Seljuk Sultan Alâeddin Kayqubad III is said to have given Osman the title Ḥaḍrat ʻUthmān ghāzī marzubān 'âli jâh ʻUthmān Shāh (the honourable conqueror and border guardian Osman Shah). Further, he also bestowed upon Osman the governance of all the land he had conquered as well as the towns of Eskişehir and İnönü and exempting Osman from all types of taxes. Finally, Osman also received several traditional gifts reflecting the new high stature to the Seljuk court, including a golden war banner, a Mehter (war drum), a Tuğ (a pole with circularly arranged horse tail hairs), a tassel, a gilded sword, a loose saddle, and one hundred thousand Dirhams. The decree also included the recognition of Osman's right to be mentioned in the Friday khuṭbah in all lands subject to him, and was permitted to mint coins in his name, making him essentially a sultan, only lacking the title.

It is told that when drums were beaten announcing Sultan Kayqubad's arrival, Osman stood up in glorification, and remained so till the march music halted. Since that day, Ottoman soldiers enacted standing in glorification for their Sultan whenever drums were beaten.

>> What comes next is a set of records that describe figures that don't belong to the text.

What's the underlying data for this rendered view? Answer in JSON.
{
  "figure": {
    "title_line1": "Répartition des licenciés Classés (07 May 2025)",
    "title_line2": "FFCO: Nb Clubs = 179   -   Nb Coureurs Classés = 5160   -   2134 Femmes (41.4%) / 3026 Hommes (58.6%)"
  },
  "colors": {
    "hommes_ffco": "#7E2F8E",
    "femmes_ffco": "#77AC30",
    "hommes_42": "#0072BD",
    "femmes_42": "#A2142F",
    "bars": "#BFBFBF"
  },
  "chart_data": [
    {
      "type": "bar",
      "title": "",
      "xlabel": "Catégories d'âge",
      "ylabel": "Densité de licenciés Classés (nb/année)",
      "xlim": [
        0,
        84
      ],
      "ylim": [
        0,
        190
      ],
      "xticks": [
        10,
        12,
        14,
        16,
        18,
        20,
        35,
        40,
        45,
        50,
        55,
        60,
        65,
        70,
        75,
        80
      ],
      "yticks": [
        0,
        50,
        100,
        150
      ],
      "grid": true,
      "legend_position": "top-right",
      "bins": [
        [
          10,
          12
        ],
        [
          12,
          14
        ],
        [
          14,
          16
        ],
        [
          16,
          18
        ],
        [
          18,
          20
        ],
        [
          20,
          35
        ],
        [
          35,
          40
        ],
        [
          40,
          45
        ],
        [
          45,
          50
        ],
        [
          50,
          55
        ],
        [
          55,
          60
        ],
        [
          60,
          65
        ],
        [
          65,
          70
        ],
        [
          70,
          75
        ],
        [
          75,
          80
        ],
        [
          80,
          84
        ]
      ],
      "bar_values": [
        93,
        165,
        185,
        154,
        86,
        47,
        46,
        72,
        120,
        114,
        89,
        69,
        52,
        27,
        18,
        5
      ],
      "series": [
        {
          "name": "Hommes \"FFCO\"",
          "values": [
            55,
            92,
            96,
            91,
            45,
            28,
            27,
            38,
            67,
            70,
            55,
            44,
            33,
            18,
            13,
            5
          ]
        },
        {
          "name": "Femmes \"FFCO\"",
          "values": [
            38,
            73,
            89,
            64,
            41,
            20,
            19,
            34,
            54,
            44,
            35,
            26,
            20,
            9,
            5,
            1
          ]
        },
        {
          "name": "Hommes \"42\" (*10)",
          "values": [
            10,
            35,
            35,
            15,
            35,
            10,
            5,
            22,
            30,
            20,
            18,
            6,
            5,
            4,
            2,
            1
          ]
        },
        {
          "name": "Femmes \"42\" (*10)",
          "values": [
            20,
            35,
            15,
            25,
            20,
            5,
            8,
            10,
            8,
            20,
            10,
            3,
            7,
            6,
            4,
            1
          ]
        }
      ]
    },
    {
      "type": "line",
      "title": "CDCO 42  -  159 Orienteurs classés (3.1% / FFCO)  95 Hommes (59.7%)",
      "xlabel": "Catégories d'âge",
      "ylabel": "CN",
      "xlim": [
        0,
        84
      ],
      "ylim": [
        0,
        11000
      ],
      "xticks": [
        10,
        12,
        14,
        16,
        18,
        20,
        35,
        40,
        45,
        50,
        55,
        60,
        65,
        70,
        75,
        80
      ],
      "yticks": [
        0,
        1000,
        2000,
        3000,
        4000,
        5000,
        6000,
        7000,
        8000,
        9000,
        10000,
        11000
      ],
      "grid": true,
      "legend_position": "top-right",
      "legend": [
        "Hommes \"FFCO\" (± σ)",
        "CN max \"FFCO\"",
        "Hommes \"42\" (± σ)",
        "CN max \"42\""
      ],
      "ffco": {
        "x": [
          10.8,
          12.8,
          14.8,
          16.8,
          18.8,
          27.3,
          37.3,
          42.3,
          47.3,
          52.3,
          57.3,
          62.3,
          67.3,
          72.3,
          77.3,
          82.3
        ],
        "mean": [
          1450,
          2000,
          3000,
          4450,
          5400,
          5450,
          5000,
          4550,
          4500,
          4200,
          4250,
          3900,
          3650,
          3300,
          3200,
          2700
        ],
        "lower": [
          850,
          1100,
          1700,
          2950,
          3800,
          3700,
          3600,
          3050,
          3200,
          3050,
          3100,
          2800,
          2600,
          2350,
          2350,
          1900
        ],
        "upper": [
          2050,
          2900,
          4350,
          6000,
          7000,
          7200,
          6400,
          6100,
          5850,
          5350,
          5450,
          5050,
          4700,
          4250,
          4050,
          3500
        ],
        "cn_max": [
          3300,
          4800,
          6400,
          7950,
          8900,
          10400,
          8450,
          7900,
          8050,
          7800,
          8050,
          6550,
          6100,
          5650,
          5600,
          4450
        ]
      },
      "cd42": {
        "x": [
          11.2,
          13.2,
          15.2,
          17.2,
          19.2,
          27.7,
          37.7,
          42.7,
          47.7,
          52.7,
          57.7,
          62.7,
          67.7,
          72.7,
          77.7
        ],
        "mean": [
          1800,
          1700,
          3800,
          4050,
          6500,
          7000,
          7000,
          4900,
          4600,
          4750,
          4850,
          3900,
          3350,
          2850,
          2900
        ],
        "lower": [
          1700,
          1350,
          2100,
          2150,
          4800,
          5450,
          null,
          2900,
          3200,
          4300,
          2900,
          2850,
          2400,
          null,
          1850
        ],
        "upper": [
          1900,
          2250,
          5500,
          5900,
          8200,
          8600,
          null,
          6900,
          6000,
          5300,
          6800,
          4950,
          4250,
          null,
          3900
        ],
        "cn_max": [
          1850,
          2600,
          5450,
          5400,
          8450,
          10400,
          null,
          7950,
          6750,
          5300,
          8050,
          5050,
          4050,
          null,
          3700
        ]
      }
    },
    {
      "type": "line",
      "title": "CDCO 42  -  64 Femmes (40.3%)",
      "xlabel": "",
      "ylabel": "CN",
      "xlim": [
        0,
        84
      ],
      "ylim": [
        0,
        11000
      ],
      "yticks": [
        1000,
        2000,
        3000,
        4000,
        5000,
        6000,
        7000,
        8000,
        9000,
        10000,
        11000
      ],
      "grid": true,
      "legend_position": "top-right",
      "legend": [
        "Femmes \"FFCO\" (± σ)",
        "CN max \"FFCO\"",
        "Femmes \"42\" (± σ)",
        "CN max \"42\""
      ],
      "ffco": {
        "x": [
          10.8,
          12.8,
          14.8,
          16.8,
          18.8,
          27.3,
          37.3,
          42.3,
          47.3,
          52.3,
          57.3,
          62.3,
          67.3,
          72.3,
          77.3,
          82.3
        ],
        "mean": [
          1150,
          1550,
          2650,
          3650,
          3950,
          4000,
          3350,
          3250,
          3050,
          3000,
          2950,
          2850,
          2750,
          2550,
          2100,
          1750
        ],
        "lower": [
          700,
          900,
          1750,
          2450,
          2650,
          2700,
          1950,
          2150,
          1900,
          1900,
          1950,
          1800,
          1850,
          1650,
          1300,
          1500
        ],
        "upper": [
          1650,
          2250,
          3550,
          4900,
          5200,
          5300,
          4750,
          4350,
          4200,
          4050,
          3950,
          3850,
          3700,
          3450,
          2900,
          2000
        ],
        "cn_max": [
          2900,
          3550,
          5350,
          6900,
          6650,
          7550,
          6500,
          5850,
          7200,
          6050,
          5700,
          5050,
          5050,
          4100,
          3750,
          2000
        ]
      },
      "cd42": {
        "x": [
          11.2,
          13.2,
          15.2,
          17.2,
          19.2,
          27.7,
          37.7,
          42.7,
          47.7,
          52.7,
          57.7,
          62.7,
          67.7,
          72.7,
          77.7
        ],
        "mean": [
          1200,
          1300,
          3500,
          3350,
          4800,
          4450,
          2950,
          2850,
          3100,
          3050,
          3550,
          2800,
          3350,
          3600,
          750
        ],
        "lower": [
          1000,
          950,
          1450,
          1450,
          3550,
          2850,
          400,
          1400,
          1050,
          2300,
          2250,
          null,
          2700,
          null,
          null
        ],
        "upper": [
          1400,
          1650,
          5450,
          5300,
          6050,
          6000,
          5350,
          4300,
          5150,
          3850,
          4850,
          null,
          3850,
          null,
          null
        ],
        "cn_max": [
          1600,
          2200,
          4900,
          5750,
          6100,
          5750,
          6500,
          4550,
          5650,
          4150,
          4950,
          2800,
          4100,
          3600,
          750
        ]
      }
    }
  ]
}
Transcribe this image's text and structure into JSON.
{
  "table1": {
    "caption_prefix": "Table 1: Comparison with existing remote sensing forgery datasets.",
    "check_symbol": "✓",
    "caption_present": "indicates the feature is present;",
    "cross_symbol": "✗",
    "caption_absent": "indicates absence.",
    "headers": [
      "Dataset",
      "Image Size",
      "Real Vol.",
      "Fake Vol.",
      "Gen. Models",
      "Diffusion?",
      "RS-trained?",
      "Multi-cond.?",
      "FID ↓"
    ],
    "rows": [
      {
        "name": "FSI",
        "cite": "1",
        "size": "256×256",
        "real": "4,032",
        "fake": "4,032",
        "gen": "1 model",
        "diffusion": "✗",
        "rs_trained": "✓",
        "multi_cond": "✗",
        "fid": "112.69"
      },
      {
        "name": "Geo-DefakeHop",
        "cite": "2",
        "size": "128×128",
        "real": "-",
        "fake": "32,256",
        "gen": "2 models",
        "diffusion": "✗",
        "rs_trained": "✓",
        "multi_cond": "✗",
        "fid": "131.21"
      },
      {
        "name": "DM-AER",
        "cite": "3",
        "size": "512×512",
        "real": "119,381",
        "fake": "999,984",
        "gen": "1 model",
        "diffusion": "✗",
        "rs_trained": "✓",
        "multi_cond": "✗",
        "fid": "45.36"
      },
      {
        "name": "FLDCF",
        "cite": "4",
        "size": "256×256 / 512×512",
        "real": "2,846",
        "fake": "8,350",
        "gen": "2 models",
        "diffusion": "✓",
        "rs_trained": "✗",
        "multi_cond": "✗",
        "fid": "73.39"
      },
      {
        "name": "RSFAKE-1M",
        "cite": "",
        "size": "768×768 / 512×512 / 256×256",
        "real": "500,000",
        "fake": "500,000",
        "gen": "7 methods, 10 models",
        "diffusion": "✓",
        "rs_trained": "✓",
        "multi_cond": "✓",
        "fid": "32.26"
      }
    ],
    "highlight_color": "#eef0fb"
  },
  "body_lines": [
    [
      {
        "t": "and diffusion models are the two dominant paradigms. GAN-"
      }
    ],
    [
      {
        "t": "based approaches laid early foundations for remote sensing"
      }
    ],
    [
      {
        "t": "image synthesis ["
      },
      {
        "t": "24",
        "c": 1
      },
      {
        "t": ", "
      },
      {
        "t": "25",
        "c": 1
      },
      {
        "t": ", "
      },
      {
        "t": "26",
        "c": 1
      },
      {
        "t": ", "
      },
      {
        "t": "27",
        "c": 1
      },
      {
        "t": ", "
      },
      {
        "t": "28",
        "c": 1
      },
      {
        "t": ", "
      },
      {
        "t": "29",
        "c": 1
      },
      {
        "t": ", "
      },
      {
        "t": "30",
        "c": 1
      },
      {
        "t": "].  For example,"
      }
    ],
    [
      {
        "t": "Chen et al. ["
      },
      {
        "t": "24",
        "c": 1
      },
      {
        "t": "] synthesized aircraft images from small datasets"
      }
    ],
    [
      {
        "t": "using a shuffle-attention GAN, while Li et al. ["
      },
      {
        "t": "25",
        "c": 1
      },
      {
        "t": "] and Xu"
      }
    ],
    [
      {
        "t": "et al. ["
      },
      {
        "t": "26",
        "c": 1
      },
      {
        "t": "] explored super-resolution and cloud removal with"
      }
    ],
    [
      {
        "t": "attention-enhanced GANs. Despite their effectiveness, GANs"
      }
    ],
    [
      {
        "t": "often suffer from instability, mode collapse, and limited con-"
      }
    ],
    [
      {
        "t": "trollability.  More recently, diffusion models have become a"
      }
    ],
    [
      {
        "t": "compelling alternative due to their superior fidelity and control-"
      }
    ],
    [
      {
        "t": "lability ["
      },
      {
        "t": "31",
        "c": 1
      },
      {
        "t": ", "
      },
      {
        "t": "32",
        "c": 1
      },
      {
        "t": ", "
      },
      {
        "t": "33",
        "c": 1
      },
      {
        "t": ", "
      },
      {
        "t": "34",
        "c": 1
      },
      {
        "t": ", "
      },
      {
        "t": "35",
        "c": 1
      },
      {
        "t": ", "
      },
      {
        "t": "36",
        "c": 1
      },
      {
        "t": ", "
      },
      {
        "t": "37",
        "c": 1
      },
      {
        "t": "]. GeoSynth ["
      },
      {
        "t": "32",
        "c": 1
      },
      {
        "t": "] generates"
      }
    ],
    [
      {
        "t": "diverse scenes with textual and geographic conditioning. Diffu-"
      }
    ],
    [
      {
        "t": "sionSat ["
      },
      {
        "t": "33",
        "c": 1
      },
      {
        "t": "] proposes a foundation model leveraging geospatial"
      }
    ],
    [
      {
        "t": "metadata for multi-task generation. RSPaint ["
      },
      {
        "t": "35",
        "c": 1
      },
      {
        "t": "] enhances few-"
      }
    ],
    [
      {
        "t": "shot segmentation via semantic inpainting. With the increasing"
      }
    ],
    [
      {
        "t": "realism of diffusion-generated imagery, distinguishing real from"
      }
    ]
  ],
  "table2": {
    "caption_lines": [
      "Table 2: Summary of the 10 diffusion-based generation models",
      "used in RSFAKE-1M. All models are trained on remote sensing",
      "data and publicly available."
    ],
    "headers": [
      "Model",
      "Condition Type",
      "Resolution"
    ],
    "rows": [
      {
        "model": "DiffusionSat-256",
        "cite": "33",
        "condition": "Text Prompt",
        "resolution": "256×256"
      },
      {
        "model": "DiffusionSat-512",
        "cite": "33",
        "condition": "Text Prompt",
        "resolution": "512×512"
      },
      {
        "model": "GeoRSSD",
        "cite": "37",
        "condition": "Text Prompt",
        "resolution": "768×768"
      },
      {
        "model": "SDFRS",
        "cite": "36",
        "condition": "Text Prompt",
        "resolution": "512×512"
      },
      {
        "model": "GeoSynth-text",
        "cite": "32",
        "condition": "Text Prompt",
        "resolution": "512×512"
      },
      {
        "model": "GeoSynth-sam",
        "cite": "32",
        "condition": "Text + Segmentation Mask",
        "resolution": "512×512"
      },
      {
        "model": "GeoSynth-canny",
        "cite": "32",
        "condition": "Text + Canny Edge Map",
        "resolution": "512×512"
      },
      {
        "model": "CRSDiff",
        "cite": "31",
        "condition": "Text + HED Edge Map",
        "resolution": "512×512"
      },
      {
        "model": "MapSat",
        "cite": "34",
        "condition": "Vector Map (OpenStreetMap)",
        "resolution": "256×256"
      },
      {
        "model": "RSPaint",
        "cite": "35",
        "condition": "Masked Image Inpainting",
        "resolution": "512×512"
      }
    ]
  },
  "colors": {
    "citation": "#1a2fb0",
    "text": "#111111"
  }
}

===Critical examination===

As mentioned earlier, the region around Karacahisar had not been under Byzantine control for around 100 years and thus many early scholars of Ottoman history such as Paul Wittek (1935) or Aldo Gallotta (1993) simply rejected the story as anachronistic. More modern scholars such as Cemal Kafadar, Rudi Paul Lindner or Clive Foss do not fully reject the story and try a more balanced view. They agree that the story is based on a conflict between the Germiyanids and the Ottomans and that the castle was at the time under Germiyanids control. It seems likely that the story attempts to cover the fact that this strategic castle was in the hands of the Germiyanids long after the supposed Ottoman conquest. On the other hand, since the Ottomans tried to emphasise their role as champions of Islam, it was an embarrassment to find themselves fighting Muslims at the beginning of their history.